In One Simple Thing A New Look at the Science of Yoga and How it Can Transform Your Life Eddie Stern says,
“The initial effects of practice are like picking low-hanging fruit. Within the first few weeks or months we see change. But then we have to stick with it over many years to get to the deeper levels of our habitual patterns. To uproot recurrent behavior patterns takes work…As we get used to paying attention and become sensitive to what is happening in our minds, we can develop the ability to step back and take a look at ourselves, and identify what the causes might be…Yoga and meditation practice are meant to show us clearly how we are behaving and reacting and provide us with options for being responsive in a more constructive way…When we are ready to start working deeper, the yamas and the second limb of niyamas become the typical next steps of a yoga practice.” (110-111).

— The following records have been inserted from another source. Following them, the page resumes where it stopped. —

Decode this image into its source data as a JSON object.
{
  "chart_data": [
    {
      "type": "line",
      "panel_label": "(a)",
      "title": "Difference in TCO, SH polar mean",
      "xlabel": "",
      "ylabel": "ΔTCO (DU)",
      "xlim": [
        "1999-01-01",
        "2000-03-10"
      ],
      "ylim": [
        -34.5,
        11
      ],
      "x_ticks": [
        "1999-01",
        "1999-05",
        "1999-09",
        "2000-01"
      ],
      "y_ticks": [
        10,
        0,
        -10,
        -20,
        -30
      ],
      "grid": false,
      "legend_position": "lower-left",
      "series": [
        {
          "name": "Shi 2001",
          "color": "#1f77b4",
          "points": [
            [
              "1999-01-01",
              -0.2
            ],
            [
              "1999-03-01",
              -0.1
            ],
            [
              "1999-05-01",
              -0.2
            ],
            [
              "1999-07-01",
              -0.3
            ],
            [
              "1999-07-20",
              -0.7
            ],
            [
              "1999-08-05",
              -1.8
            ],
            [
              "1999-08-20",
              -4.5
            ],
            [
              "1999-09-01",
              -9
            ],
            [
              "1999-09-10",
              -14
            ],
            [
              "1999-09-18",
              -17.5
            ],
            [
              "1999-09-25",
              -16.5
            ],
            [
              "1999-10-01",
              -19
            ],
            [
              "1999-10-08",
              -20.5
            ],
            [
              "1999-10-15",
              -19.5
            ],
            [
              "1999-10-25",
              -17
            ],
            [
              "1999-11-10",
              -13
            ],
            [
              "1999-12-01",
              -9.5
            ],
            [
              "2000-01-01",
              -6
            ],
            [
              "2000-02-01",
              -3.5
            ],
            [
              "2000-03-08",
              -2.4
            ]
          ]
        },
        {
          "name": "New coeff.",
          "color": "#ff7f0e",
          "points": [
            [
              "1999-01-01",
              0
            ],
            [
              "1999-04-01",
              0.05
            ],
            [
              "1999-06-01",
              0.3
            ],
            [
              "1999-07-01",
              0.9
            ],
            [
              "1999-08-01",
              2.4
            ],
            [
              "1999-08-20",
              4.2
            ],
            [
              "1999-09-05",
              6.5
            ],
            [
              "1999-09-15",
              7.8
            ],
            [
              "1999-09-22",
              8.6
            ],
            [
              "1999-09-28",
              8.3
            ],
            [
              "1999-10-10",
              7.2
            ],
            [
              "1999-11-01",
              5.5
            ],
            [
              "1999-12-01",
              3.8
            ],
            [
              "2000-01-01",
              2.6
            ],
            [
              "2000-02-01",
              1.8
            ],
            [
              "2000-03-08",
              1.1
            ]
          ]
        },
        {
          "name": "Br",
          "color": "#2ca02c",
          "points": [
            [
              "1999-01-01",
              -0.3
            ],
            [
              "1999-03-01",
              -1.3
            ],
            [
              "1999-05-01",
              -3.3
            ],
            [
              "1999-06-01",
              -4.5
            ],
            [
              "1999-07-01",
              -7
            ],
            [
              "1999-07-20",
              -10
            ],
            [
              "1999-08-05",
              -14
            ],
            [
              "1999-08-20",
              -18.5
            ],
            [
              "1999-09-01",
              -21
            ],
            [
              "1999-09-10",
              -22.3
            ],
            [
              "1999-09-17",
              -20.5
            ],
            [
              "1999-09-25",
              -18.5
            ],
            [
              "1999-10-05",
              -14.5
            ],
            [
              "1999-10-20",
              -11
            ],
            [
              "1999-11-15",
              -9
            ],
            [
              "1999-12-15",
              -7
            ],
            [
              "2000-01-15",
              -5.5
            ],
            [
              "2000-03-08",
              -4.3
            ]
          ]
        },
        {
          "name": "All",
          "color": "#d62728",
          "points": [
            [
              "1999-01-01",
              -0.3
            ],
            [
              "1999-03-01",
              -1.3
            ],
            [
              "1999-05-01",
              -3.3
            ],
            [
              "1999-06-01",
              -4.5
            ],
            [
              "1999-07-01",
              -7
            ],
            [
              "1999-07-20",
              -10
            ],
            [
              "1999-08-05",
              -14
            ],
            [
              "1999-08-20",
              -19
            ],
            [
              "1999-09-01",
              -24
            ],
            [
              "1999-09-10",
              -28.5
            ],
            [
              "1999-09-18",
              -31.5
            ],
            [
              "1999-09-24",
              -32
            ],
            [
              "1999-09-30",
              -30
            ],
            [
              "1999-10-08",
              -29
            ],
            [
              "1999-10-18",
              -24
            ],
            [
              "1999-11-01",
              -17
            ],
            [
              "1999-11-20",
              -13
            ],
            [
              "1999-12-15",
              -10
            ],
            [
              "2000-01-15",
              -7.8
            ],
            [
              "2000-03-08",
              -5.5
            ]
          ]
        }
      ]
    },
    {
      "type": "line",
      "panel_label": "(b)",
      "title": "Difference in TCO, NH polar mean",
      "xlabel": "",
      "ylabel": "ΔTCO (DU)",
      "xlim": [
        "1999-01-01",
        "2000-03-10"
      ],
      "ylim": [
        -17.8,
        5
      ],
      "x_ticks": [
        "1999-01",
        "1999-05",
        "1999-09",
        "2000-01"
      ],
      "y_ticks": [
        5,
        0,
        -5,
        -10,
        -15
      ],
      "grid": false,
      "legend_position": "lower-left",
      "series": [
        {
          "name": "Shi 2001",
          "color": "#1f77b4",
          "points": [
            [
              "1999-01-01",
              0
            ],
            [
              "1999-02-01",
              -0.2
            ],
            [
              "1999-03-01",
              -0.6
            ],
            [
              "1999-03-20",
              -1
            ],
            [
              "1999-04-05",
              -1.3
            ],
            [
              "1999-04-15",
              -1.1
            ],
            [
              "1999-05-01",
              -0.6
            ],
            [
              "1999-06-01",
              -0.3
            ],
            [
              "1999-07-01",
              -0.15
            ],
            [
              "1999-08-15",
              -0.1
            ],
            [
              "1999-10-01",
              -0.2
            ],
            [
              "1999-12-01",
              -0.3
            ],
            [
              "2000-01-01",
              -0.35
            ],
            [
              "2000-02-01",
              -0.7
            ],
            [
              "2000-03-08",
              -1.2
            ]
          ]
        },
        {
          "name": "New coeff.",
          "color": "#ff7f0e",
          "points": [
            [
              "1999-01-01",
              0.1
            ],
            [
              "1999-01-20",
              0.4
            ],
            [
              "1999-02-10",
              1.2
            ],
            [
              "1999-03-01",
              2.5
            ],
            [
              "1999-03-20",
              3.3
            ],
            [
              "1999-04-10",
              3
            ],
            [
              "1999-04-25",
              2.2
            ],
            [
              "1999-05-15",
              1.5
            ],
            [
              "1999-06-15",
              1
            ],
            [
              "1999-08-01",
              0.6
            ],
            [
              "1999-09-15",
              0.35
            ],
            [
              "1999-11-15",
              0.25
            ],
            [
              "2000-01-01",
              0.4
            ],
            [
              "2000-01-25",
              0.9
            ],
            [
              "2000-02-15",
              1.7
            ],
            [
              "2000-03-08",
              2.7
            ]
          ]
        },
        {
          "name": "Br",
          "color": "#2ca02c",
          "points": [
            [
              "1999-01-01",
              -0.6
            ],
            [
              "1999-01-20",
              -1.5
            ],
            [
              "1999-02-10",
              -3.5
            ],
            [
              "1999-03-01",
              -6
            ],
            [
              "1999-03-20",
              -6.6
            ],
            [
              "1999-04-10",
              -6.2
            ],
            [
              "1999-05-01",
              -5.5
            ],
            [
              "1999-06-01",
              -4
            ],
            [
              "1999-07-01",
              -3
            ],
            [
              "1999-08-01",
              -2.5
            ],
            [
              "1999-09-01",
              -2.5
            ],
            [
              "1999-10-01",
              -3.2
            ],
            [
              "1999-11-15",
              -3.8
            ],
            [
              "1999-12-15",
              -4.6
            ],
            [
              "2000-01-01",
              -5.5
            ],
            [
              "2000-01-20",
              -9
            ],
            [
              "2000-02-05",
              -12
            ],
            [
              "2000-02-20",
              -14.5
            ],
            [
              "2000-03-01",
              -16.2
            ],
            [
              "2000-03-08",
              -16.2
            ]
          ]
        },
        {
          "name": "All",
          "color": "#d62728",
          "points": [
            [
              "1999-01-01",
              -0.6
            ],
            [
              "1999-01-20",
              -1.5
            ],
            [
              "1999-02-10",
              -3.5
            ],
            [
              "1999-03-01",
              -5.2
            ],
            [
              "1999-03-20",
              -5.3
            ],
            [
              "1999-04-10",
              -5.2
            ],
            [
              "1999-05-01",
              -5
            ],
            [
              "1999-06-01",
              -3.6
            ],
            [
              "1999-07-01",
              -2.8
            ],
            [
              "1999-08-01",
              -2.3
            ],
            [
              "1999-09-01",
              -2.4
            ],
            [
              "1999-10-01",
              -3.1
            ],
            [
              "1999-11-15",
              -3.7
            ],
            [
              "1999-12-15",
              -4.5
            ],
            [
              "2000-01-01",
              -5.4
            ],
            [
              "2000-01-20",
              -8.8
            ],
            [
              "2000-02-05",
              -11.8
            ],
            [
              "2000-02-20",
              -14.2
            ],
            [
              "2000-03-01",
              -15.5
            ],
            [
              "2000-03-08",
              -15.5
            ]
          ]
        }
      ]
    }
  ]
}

It’s a natural progression to search for a deeper context of this practice. You realize, oh! Ashtanga means eight limbs. What are they? Best yet, the first two, yamas and niyamas, give us lifestyle guidelines. Ones that aren’t particularly surprising yet identify the moral highlights that breed a less tumultuous life. So you might read about the Yamas and Niyamas or pick up one of the books at the studio. If the physical postures are the bait, then why I am I fishing? Can this give me a deeper context into who I think I am and where I belong in the world? It certainly has the potential to with some study and searching. So many books have been written about this, teachers who have been teaching for 30+ years acting as living examples of this. It personally inspires me to strive for THIS.
The Yoga Sutras of Patanjali state,
“Practice becomes firmly grounded when well attended to for a long time, without break and in all earnestness.” (I.14)

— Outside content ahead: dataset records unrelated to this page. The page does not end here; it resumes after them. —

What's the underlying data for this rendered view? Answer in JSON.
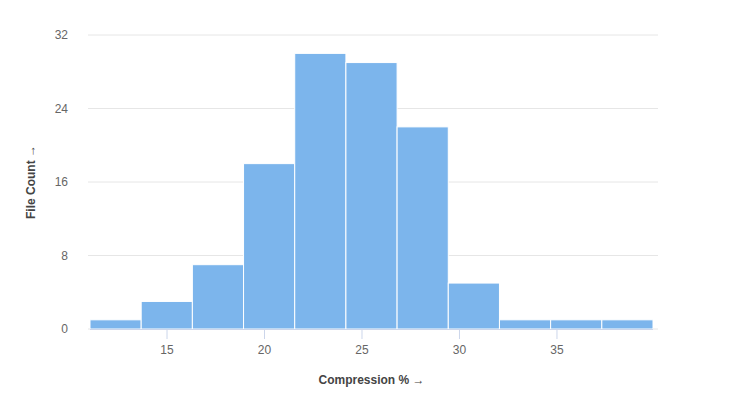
{
  "chart_data": {
    "type": "histogram",
    "x_label": "Compression % →",
    "y_label": "File Count →",
    "bins": [
      11.05,
      13.675,
      16.3,
      18.925,
      21.55,
      24.175,
      26.8,
      29.425,
      32.05,
      34.675,
      37.3,
      39.925
    ],
    "values": [
      1,
      3,
      7,
      18,
      30,
      29,
      22,
      5,
      1,
      1,
      1
    ],
    "color": "#7cb5ec",
    "xlim": [
      11.05,
      39.925
    ],
    "xticks": [
      15,
      20,
      25,
      30,
      35
    ],
    "ylim": [
      0,
      32
    ],
    "yticks": [
      0,
      8,
      16,
      24,
      32
    ],
    "grid": true
  }
}
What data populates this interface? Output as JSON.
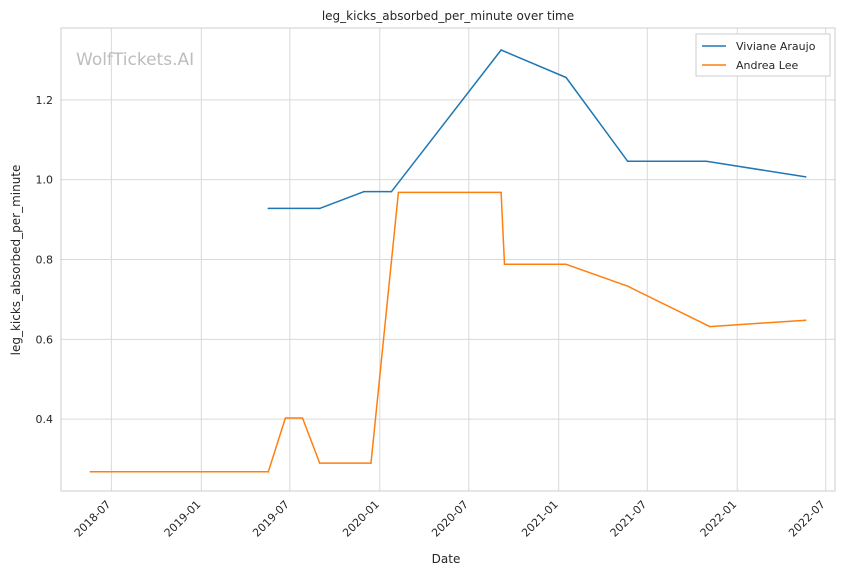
{
  "chart_data": {
    "type": "line",
    "title": "leg_kicks_absorbed_per_minute over time",
    "xlabel": "Date",
    "ylabel": "leg_kicks_absorbed_per_minute",
    "xlim": [
      "2018-03-20",
      "2022-07-20"
    ],
    "ylim": [
      0.22,
      1.38
    ],
    "x_ticks": [
      "2018-07",
      "2019-01",
      "2019-07",
      "2020-01",
      "2020-07",
      "2021-01",
      "2021-07",
      "2022-01",
      "2022-07"
    ],
    "y_ticks": [
      "0.4",
      "0.6",
      "0.8",
      "1.0",
      "1.2"
    ],
    "grid": true,
    "legend_position": "top-right",
    "watermark": "WolfTickets.AI",
    "series": [
      {
        "name": "Viviane Araujo",
        "color": "#1f77b4",
        "points": [
          {
            "x": "2019-05-18",
            "y": 0.928
          },
          {
            "x": "2019-08-31",
            "y": 0.928
          },
          {
            "x": "2019-11-30",
            "y": 0.97
          },
          {
            "x": "2020-01-25",
            "y": 0.97
          },
          {
            "x": "2020-09-05",
            "y": 1.325
          },
          {
            "x": "2021-01-16",
            "y": 1.256
          },
          {
            "x": "2021-05-22",
            "y": 1.046
          },
          {
            "x": "2021-10-30",
            "y": 1.046
          },
          {
            "x": "2022-05-21",
            "y": 1.007
          }
        ]
      },
      {
        "name": "Andrea Lee",
        "color": "#ff7f0e",
        "points": [
          {
            "x": "2018-05-19",
            "y": 0.268
          },
          {
            "x": "2019-05-18",
            "y": 0.268
          },
          {
            "x": "2019-06-22",
            "y": 0.403
          },
          {
            "x": "2019-07-27",
            "y": 0.403
          },
          {
            "x": "2019-08-31",
            "y": 0.29
          },
          {
            "x": "2019-12-14",
            "y": 0.29
          },
          {
            "x": "2020-02-08",
            "y": 0.968
          },
          {
            "x": "2020-09-05",
            "y": 0.968
          },
          {
            "x": "2020-09-12",
            "y": 0.788
          },
          {
            "x": "2021-01-16",
            "y": 0.788
          },
          {
            "x": "2021-05-22",
            "y": 0.733
          },
          {
            "x": "2021-11-06",
            "y": 0.632
          },
          {
            "x": "2022-05-21",
            "y": 0.648
          }
        ]
      }
    ]
  }
}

No quick fix. Think of the time you’ve spent in certain patterns. How many hours or years have you spent at a desk, driving your car, victimizing yourself or guilt ridden? Patterns are hard to break. Your hour or two practice needs to transcend the rest of your day to chip at your own evolution. You might catch yourself at your desk and say, hmmm perhaps I shouldn’t sit like Santa OR you reflect on how you yelled at your husband instead of calmly explaining your point of view (no personal experience here.)
And boy oh boy do I LOVE RULES! They are a few of my favorite things. I love baking for the instructions. Measure, sift, mix…you get a cake. Go to school, study…receive a degree. Date, get married…have a….wait nope not yet.

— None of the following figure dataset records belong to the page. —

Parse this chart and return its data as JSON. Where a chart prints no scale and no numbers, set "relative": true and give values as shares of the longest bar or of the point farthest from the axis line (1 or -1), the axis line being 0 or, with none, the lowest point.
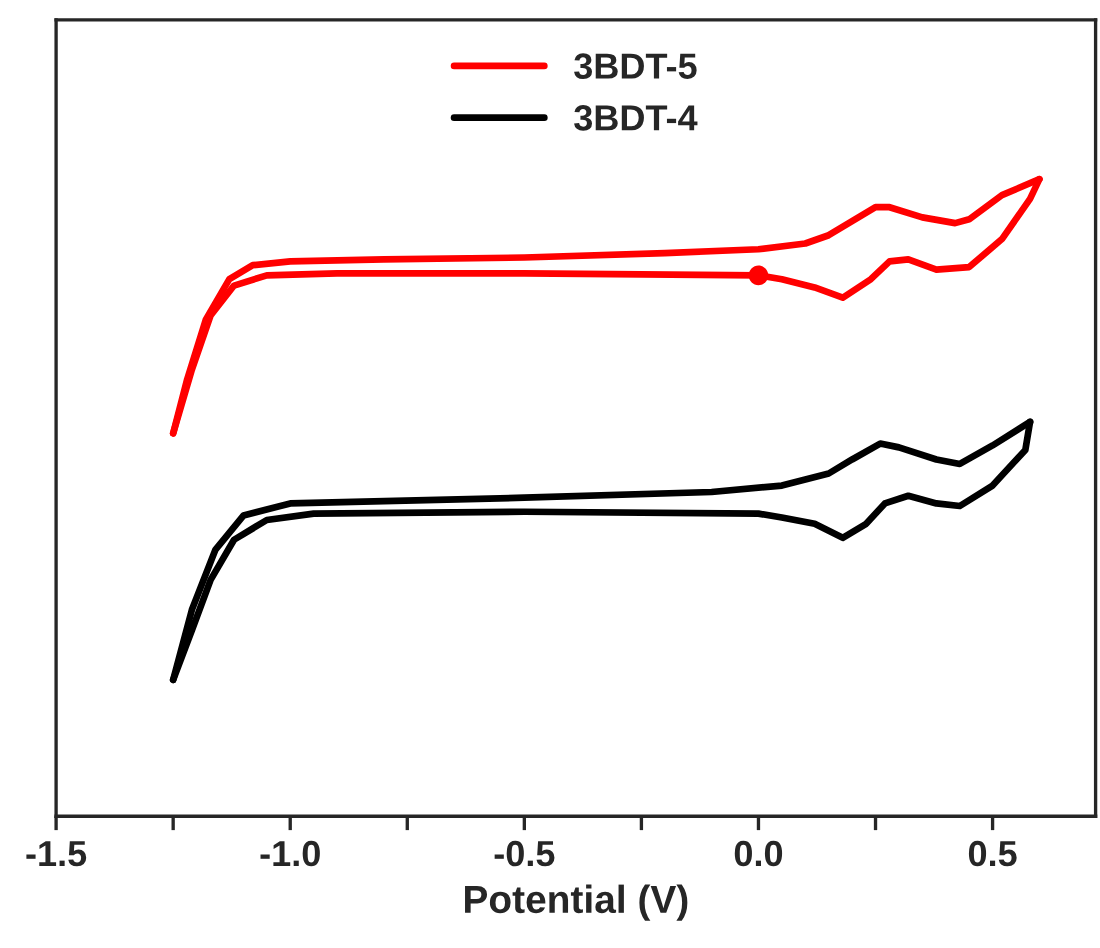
{
  "chart_data": {
    "type": "line",
    "xlabel": "Potential (V)",
    "relative": true,
    "legend": "top",
    "grid": false,
    "xlim": [
      -1.5,
      0.72
    ],
    "xticks": [
      -1.5,
      {
        "value": -1.25,
        "label": null
      },
      {
        "value": -1.0,
        "label": "-1.0"
      },
      {
        "value": -0.75,
        "label": null
      },
      -0.5,
      {
        "value": -0.25,
        "label": null
      },
      {
        "value": 0.0,
        "label": "0.0"
      },
      {
        "value": 0.25,
        "label": null
      },
      0.5
    ],
    "series": [
      {
        "name": "3BDT-5",
        "color": "#ff0000",
        "x": [
          -1.25,
          -1.22,
          -1.18,
          -1.13,
          -1.08,
          -1.0,
          -0.8,
          -0.5,
          -0.2,
          0.0,
          0.1,
          0.15,
          0.2,
          0.25,
          0.28,
          0.35,
          0.42,
          0.45,
          0.52,
          0.6
        ],
        "values": [
          0.601,
          0.686,
          0.78,
          0.843,
          0.865,
          0.871,
          0.874,
          0.877,
          0.884,
          0.89,
          0.899,
          0.912,
          0.934,
          0.956,
          0.956,
          0.94,
          0.931,
          0.937,
          0.975,
          1.0
        ]
      },
      {
        "color": "#ff0000",
        "x": [
          -1.25,
          -1.21,
          -1.17,
          -1.12,
          -1.05,
          -0.9,
          -0.5,
          0.0,
          0.05,
          0.12,
          0.18,
          0.24,
          0.28,
          0.32,
          0.38,
          0.45,
          0.52,
          0.58,
          0.6
        ],
        "values": [
          0.601,
          0.701,
          0.786,
          0.833,
          0.849,
          0.852,
          0.852,
          0.849,
          0.843,
          0.83,
          0.814,
          0.843,
          0.871,
          0.874,
          0.858,
          0.862,
          0.906,
          0.969,
          1.0
        ]
      },
      {
        "name": "3BDT-4",
        "color": "#000000",
        "x": [
          -1.25,
          -1.21,
          -1.16,
          -1.1,
          -1.0,
          -0.5,
          -0.1,
          0.05,
          0.15,
          0.2,
          0.26,
          0.3,
          0.38,
          0.43,
          0.5,
          0.58
        ],
        "values": [
          0.214,
          0.324,
          0.418,
          0.472,
          0.491,
          0.5,
          0.509,
          0.519,
          0.538,
          0.56,
          0.585,
          0.579,
          0.56,
          0.553,
          0.582,
          0.619
        ]
      },
      {
        "color": "#000000",
        "x": [
          -1.25,
          -1.21,
          -1.17,
          -1.12,
          -1.05,
          -0.95,
          -0.5,
          0.0,
          0.05,
          0.12,
          0.18,
          0.23,
          0.27,
          0.32,
          0.38,
          0.43,
          0.5,
          0.57,
          0.58
        ],
        "values": [
          0.214,
          0.292,
          0.371,
          0.434,
          0.465,
          0.475,
          0.478,
          0.475,
          0.469,
          0.459,
          0.437,
          0.459,
          0.491,
          0.503,
          0.491,
          0.487,
          0.519,
          0.575,
          0.619
        ]
      },
      {
        "type": "scatter",
        "color": "#ff0000",
        "marker": "circle",
        "x": [
          0.0
        ],
        "values": [
          0.849
        ]
      }
    ]
  }
}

I really thought Ashtanga was this way too. You follow this set sequence and MAGIC, it all comes along! I think the magic really lies in our ability to listen and adapt to what we need; to appreciate the brilliance of the sequence without worshiping it. Using the rubric to teach us how our body works and where we don’t even know how to use it yet. Have you tried a pose and noticed, WHOA! I can’t even move that part of my body…how interesting. Maybe with practice I’ll learn. More importantly though, it can teach us where we are distracted or just plain brain dead. Caught in a mental loop of rusty thoughts that keep us mistaking them for truth.
Just remember that when progress is no longer linear, when you feel like your life is in a rut. PRACTICE. You’re never the same even when you think you are. Who knows when that bind will surprise you or when you can finally let that self-limiting thought go.